By 2003, ¡HICA! began working on advocacy issues facing the immigrant Latino community. Through relationships established with national organizations including The National Council of La Raza, The Mexican American Legal and Education Defense Fund, The National Immigration Forum, The National Immigration Law Center and the Center for Community Change, !HICA! was involved at the national level which strengthened our advocacy work at the state and local levels. During this year ¡HICA! became the first Alabama affiliate of the National Council of La Raza, the nation’s largest Latino civil rights organization. In the same year ¡HICA! provided training for 15 judicial court interpreters and relocated its office to a shared space in the heart of a local Hispanic community on the east side of Birmingham.

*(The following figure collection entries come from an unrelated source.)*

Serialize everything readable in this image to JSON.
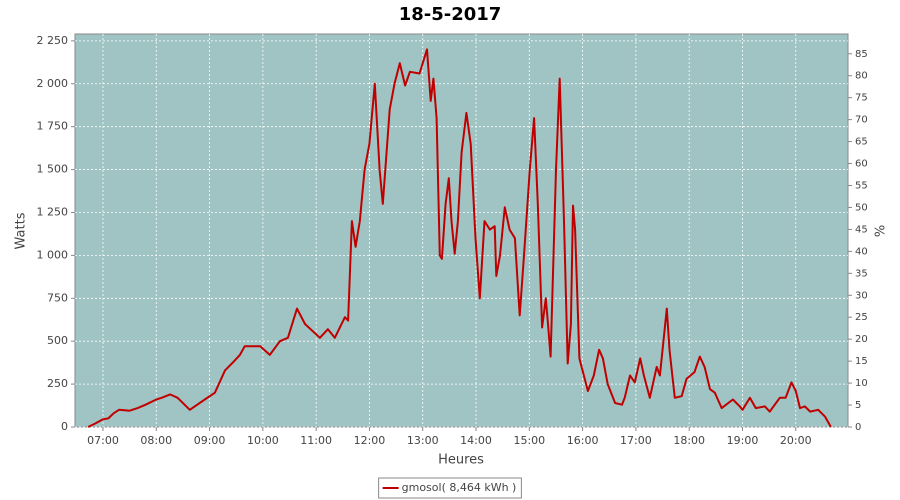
{
  "chart_data": {
    "type": "line",
    "title": "18-5-2017",
    "x_label": "Heures",
    "y_label": "Watts",
    "y2_label": "%",
    "xlim": [
      6.475,
      20.98
    ],
    "xticks": [
      {
        "value": 7,
        "label": "07:00"
      },
      {
        "value": 8,
        "label": "08:00"
      },
      {
        "value": 9,
        "label": "09:00"
      },
      {
        "value": 10,
        "label": "10:00"
      },
      {
        "value": 11,
        "label": "11:00"
      },
      {
        "value": 12,
        "label": "12:00"
      },
      {
        "value": 13,
        "label": "13:00"
      },
      {
        "value": 14,
        "label": "14:00"
      },
      {
        "value": 15,
        "label": "15:00"
      },
      {
        "value": 16,
        "label": "16:00"
      },
      {
        "value": 17,
        "label": "17:00"
      },
      {
        "value": 18,
        "label": "18:00"
      },
      {
        "value": 19,
        "label": "19:00"
      },
      {
        "value": 20,
        "label": "20:00"
      }
    ],
    "ylim": [
      0,
      2290
    ],
    "yticks": [
      0,
      250,
      500,
      750,
      {
        "value": 1000,
        "label": "1 000"
      },
      {
        "value": 1250,
        "label": "1 250"
      },
      {
        "value": 1500,
        "label": "1 500"
      },
      {
        "value": 1750,
        "label": "1 750"
      },
      {
        "value": 2000,
        "label": "2 000"
      },
      {
        "value": 2250,
        "label": "2 250"
      }
    ],
    "y2lim": [
      0,
      89.5
    ],
    "y2ticks": [
      0,
      5,
      10,
      15,
      20,
      25,
      30,
      35,
      40,
      45,
      50,
      55,
      60,
      65,
      70,
      75,
      80,
      85
    ],
    "grid": true,
    "background": "#a0c4c4",
    "legend": "bottom",
    "x": [
      6.72,
      6.85,
      7.0,
      7.1,
      7.2,
      7.3,
      7.5,
      7.65,
      7.8,
      8.0,
      8.1,
      8.26,
      8.4,
      8.63,
      8.91,
      9.1,
      9.29,
      9.45,
      9.57,
      9.66,
      9.95,
      10.13,
      10.32,
      10.47,
      10.64,
      10.79,
      11.07,
      11.22,
      11.35,
      11.54,
      11.6,
      11.67,
      11.74,
      11.82,
      11.91,
      12.0,
      12.1,
      12.19,
      12.25,
      12.38,
      12.47,
      12.57,
      12.67,
      12.76,
      12.94,
      13.08,
      13.15,
      13.2,
      13.26,
      13.32,
      13.36,
      13.43,
      13.49,
      13.54,
      13.6,
      13.66,
      13.73,
      13.82,
      13.9,
      13.99,
      14.07,
      14.16,
      14.26,
      14.35,
      14.38,
      14.45,
      14.54,
      14.63,
      14.73,
      14.82,
      14.9,
      15.01,
      15.09,
      15.16,
      15.24,
      15.31,
      15.35,
      15.4,
      15.5,
      15.57,
      15.65,
      15.72,
      15.78,
      15.82,
      15.86,
      15.94,
      16.1,
      16.21,
      16.31,
      16.38,
      16.47,
      16.61,
      16.74,
      16.79,
      16.89,
      16.98,
      17.08,
      17.15,
      17.26,
      17.39,
      17.45,
      17.58,
      17.63,
      17.73,
      17.86,
      17.95,
      18.1,
      18.2,
      18.29,
      18.39,
      18.48,
      18.61,
      18.82,
      18.95,
      19.0,
      19.14,
      19.25,
      19.42,
      19.51,
      19.7,
      19.81,
      19.92,
      20.0,
      20.08,
      20.17,
      20.27,
      20.42,
      20.55,
      20.66
    ],
    "series": [
      {
        "name": "gmosol( 8,464 kWh )",
        "color": "#c00000",
        "values": [
          0,
          20,
          45,
          50,
          80,
          100,
          95,
          110,
          130,
          160,
          170,
          190,
          170,
          100,
          160,
          200,
          330,
          380,
          420,
          470,
          470,
          420,
          500,
          520,
          690,
          600,
          520,
          570,
          520,
          640,
          620,
          1200,
          1050,
          1200,
          1500,
          1650,
          2000,
          1500,
          1300,
          1850,
          2000,
          2120,
          1990,
          2070,
          2060,
          2200,
          1900,
          2030,
          1800,
          1000,
          980,
          1300,
          1450,
          1200,
          1010,
          1200,
          1600,
          1830,
          1650,
          1100,
          750,
          1200,
          1150,
          1170,
          880,
          1000,
          1280,
          1150,
          1100,
          650,
          1000,
          1500,
          1800,
          1300,
          580,
          750,
          600,
          410,
          1500,
          2030,
          1200,
          370,
          600,
          1290,
          1150,
          400,
          210,
          300,
          450,
          400,
          250,
          140,
          130,
          170,
          300,
          260,
          400,
          300,
          170,
          350,
          300,
          690,
          450,
          170,
          180,
          280,
          320,
          410,
          350,
          220,
          200,
          110,
          160,
          120,
          100,
          170,
          110,
          120,
          90,
          170,
          170,
          260,
          210,
          110,
          120,
          90,
          100,
          60,
          0
        ]
      }
    ]
  }
}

¡HICA!’s main program, the Resource and Referral Program, served more than 8500 Latino immigrants in 2007. Calls ranged in scope from simple things like finding a locksmith to access a locked car to more serious issues such as assisting women in domestic violence situations. Referrals were made to various community agencies for service and, many times, ¡HICA! staff assisted when language difficulties arose.
Over the course of 2005, we implemented direct services to women in abusive relationships. We were able to do this with funding from ADECA through the Alabama Coalition Against Domestic Violence and the United Way of Alabama through the YWCA.
By 2006, !HICA! had become a full Agency Partner with the United Way and had established a solid name and trust in the community. More and more women were approaching with domestic violence issues, and ¡HICA !served over 2500 people that year.
In that same year, ¡HICA! increased staff and hired a part-time mental health therapist and implemented ESOL classes.